Il a comparé cela à des plateformes comme eBay, où la société facture des frais aux acheteurs et aux vendeurs. Pour lui, les systèmes blockchain étaient censés réduire ce type de friction, et non les répéter sous une forme différente.
Le coût de la preuve de travail
S'appuyant sur cette prémisse, Schwartz a exprimé ses inquiétudes concernant les systèmes de preuve de travail, en particulier leur coût élevé. Il a expliqué que Bitcoin doit générer des millions de dollars chaque jour simplement pour maintenir le fonctionnement de l’exploitation minière, ce qui lie la sécurité du réseau à sa valeur marchande.
Selon lui, les participants honnêtes doivent dépenser plus pour protéger le système que ce dont les attaquants pourraient avoir besoin pour le briser. Il voit cela comme une faiblesse. Schwartz a également noté qu'une grande partie de cet argent quitte l'écosystème et va aux fournisseurs d'électricité et aux fabricants de matériel informatique.
Il a ajouté que l’exploitation minière crée une « course vers le bas », dans laquelle les mineurs doivent réduire leurs coûts pour survivre. Cela les pousse à se concentrer sur le profit à court terme plutôt que sur l’amélioration du réseau. Au fil du temps, l’exploitation minière se concentre également dans les zones où l’électricité est bon marché, ce qui affaiblit la décentralisation.
Jalonnement et modèles d’incitation similaires
Schwartz a également remis en question les systèmes de jalonnement et de réduction, que des réseaux comme Ethereum ont explorés. Il a déclaré que bloquer un actif volatil comporte des risques, de sorte que les participants s'attendent à des récompenses élevées en retour.
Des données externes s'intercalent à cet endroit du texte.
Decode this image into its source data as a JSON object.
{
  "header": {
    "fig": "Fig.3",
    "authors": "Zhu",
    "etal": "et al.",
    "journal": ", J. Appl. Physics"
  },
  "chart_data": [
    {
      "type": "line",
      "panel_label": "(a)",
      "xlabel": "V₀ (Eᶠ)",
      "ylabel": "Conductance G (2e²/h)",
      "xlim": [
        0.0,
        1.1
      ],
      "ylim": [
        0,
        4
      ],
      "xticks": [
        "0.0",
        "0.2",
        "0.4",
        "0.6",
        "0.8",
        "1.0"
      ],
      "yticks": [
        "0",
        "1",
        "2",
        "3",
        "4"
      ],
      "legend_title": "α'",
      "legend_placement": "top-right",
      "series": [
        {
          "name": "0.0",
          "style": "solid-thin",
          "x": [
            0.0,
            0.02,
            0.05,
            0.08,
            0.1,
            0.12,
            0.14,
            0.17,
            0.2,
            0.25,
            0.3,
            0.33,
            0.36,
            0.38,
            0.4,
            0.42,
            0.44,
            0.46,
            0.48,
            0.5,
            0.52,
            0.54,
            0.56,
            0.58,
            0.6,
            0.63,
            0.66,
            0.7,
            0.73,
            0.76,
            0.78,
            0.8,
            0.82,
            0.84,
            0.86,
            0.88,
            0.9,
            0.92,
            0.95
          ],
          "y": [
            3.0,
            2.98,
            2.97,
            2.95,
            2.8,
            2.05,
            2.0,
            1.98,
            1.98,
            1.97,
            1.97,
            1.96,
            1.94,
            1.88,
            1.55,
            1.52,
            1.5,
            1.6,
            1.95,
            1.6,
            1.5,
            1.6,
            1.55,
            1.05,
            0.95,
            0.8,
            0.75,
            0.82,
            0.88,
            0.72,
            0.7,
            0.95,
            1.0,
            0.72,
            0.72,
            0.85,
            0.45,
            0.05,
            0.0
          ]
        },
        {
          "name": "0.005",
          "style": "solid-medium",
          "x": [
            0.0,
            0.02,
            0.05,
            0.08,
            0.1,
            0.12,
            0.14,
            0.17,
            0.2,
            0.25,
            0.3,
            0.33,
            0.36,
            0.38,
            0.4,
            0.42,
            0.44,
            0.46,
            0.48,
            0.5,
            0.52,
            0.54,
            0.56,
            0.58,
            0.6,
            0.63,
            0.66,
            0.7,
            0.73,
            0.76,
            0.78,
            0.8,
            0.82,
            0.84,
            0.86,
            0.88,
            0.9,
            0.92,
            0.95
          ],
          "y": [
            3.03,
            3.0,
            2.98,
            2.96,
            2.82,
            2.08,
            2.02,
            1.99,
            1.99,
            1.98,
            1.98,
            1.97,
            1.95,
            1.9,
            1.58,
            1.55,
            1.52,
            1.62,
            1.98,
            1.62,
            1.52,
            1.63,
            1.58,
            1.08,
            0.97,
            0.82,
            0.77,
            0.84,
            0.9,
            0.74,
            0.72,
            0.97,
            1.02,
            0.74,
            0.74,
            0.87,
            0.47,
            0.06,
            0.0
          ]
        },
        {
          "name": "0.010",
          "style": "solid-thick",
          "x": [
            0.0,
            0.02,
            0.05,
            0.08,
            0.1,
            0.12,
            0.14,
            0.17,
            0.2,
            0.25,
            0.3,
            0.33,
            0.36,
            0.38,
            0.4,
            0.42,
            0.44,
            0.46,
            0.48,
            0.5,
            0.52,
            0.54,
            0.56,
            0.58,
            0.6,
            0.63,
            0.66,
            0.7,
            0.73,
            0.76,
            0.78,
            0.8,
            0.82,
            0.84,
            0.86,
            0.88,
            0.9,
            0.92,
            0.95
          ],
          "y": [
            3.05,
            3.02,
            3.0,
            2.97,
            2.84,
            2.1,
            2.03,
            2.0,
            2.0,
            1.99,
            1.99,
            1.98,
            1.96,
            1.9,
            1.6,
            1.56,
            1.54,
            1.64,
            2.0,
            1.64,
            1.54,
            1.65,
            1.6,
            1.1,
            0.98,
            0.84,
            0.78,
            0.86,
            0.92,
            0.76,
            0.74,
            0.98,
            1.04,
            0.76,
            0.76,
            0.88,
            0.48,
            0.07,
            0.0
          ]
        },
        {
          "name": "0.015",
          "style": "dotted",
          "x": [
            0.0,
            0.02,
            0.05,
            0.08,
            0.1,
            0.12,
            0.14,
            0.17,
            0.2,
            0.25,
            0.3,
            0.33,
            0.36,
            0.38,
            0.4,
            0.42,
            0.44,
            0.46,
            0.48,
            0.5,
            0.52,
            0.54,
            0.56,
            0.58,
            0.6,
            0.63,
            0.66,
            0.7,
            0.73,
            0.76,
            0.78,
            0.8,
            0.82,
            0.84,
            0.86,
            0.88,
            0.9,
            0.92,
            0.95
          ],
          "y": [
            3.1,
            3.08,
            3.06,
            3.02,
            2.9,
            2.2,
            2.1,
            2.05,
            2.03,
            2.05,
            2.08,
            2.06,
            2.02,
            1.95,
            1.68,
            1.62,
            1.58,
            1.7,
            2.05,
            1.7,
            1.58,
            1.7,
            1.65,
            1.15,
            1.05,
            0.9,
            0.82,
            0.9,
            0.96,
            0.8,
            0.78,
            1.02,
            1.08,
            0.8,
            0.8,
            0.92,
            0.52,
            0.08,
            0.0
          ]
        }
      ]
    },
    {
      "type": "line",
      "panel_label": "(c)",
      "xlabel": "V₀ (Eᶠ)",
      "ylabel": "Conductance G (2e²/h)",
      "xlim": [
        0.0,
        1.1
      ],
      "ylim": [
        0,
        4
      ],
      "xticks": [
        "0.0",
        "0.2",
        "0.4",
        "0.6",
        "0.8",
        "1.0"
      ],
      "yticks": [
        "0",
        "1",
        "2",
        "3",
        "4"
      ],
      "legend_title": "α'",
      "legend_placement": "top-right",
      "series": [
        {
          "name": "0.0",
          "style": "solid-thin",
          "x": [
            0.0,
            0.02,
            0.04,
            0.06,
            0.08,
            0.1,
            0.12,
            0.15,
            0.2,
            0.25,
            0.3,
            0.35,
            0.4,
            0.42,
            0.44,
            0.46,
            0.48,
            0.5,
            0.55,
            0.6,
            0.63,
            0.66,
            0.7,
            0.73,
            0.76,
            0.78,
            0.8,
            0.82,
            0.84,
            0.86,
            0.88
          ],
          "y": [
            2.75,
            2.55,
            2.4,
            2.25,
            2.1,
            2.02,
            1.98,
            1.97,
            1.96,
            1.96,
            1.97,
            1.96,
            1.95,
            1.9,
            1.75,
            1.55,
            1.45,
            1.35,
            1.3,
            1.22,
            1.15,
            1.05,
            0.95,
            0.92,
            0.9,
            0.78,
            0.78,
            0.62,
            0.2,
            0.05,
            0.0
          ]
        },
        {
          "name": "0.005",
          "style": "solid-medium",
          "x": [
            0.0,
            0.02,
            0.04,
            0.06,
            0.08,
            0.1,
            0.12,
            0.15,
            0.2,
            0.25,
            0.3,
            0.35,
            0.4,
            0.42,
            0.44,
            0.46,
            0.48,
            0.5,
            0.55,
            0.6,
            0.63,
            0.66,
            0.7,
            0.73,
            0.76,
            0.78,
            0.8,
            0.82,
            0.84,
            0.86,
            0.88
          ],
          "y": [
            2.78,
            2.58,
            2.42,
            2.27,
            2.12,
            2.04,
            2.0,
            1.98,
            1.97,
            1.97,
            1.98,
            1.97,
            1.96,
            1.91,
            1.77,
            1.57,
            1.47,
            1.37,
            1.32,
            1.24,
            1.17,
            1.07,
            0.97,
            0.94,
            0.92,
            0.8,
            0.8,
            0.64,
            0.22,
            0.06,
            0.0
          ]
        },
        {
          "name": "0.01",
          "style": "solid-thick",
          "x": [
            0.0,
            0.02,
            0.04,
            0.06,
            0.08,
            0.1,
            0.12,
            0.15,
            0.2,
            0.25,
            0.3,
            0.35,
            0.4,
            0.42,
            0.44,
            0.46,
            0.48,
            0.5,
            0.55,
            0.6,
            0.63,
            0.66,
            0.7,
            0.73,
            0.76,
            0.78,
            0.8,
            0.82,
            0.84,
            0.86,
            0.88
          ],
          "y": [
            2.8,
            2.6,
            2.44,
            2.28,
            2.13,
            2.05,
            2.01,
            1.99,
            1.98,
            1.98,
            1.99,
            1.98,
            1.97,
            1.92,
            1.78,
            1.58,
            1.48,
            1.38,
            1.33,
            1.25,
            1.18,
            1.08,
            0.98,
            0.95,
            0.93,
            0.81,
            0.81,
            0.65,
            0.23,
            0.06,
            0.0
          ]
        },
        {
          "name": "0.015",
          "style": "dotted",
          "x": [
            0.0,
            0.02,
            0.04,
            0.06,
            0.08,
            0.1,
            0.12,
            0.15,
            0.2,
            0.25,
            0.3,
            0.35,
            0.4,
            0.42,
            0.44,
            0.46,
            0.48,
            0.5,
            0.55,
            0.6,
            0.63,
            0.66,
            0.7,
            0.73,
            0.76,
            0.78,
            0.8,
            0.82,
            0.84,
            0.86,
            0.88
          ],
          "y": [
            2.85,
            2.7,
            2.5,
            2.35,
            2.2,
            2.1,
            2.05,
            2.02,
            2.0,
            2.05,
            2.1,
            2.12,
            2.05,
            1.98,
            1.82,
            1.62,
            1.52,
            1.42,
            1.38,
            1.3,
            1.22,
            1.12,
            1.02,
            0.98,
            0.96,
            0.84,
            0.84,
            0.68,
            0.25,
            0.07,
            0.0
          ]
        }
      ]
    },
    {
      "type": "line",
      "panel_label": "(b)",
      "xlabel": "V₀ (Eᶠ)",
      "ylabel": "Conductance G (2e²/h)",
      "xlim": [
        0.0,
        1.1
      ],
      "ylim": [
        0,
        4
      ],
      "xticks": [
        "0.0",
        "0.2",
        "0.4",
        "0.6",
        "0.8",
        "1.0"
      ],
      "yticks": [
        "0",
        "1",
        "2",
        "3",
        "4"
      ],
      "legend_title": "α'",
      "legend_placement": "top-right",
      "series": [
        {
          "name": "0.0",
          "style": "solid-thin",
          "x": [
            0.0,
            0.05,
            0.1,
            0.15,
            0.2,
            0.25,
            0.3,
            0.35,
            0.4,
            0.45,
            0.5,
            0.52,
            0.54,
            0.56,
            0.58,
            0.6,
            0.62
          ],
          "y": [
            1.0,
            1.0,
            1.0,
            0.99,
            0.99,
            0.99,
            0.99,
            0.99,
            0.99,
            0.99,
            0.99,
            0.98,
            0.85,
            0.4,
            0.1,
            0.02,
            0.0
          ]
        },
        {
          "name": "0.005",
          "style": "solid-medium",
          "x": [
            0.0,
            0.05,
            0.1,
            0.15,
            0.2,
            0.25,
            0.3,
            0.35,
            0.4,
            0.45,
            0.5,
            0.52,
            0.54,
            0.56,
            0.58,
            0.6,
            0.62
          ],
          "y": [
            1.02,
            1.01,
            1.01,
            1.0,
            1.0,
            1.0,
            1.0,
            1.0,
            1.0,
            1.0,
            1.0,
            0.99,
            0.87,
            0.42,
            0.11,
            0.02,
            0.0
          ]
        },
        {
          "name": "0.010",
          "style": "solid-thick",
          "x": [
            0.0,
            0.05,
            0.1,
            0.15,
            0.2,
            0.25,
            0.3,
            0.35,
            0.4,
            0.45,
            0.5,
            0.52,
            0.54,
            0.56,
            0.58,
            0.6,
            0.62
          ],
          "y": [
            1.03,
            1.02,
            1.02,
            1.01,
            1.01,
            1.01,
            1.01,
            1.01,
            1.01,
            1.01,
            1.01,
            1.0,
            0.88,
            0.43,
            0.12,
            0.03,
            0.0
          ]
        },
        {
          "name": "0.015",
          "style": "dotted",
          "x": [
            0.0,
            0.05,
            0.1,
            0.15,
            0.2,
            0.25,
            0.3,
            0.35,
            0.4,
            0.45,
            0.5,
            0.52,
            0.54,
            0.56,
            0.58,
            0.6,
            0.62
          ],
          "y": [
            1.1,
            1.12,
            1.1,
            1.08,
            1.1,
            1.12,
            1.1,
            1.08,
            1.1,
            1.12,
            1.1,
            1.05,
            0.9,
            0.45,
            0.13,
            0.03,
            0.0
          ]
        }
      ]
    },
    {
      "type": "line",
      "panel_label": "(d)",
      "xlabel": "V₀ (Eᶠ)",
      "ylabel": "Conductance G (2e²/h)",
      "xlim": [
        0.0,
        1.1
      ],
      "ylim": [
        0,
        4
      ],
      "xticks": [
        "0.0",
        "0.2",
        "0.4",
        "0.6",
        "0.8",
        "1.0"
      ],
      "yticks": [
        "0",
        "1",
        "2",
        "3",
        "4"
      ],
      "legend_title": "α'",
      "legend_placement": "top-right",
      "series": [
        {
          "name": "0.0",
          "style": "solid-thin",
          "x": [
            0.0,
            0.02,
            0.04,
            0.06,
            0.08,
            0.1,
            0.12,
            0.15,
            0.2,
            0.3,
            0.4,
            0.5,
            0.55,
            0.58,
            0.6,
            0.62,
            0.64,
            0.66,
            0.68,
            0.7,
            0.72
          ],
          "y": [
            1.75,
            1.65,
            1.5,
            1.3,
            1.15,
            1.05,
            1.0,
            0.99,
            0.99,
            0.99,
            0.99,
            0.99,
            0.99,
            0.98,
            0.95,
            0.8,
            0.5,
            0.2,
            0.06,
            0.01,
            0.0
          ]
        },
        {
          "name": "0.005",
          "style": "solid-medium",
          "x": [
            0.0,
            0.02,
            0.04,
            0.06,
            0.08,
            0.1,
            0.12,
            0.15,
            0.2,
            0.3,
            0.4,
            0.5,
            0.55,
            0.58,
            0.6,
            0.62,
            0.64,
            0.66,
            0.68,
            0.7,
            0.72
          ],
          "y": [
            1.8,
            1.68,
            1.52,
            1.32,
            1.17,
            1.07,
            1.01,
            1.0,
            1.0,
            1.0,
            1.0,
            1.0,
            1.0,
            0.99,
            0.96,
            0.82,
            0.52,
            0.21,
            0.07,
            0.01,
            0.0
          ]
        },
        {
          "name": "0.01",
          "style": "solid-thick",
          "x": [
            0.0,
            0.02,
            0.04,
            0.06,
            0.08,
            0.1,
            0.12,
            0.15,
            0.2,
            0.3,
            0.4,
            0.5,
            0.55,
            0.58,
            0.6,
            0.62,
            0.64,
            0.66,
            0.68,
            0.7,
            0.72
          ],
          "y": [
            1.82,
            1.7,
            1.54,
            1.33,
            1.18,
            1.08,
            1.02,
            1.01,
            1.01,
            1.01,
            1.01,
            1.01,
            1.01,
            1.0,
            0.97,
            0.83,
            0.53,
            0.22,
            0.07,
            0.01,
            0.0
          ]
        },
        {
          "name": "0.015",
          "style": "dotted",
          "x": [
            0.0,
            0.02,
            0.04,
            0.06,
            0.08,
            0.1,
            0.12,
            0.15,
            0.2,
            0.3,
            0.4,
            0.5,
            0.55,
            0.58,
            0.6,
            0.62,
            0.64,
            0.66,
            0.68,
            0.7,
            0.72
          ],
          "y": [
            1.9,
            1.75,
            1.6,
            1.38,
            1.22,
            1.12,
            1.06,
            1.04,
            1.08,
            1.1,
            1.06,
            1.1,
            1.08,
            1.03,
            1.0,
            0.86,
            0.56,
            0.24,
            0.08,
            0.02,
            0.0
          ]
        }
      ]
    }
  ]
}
Cela limite le coût de ces systèmes par rapport à la preuve de travail.
Il a souligné que le jalonnement dépend des jetons natifs, ce qui crée des défis pour les réseaux qui gèrent de grandes quantités d'autres actifs, tels que les jetons ERC20. Tout comme l’exploitation minière, le jalonnement peut conduire à une concurrence qui pousse le système vers la centralisation.
Il a également évoqué des questions fiscales, car certains pays considèrent les récompenses de mise comme un revenu. Notamment, cela ajoute un coût supplémentaire pour les utilisateurs et conforte son point de vue selon lequel les systèmes basés sur des incitations imposent des charges supplémentaires aux participants.
L'approche du grand livre $ XRP
Soulignant les décisions prises en 2012, Schwartz a expliqué comment le $XRP Ledger emprunte une voie différente. Plus précisément, cela réduit le pouvoir de chaque participant et supprime des fonctionnalités telles que la réorganisation des transactions qui pourraient être utilisées à mauvais escient.
Au lieu de cela, le système utilise des règles pour décider quelles transactions inclure et se concentre simplement sur un accord sur les transactions à inclure.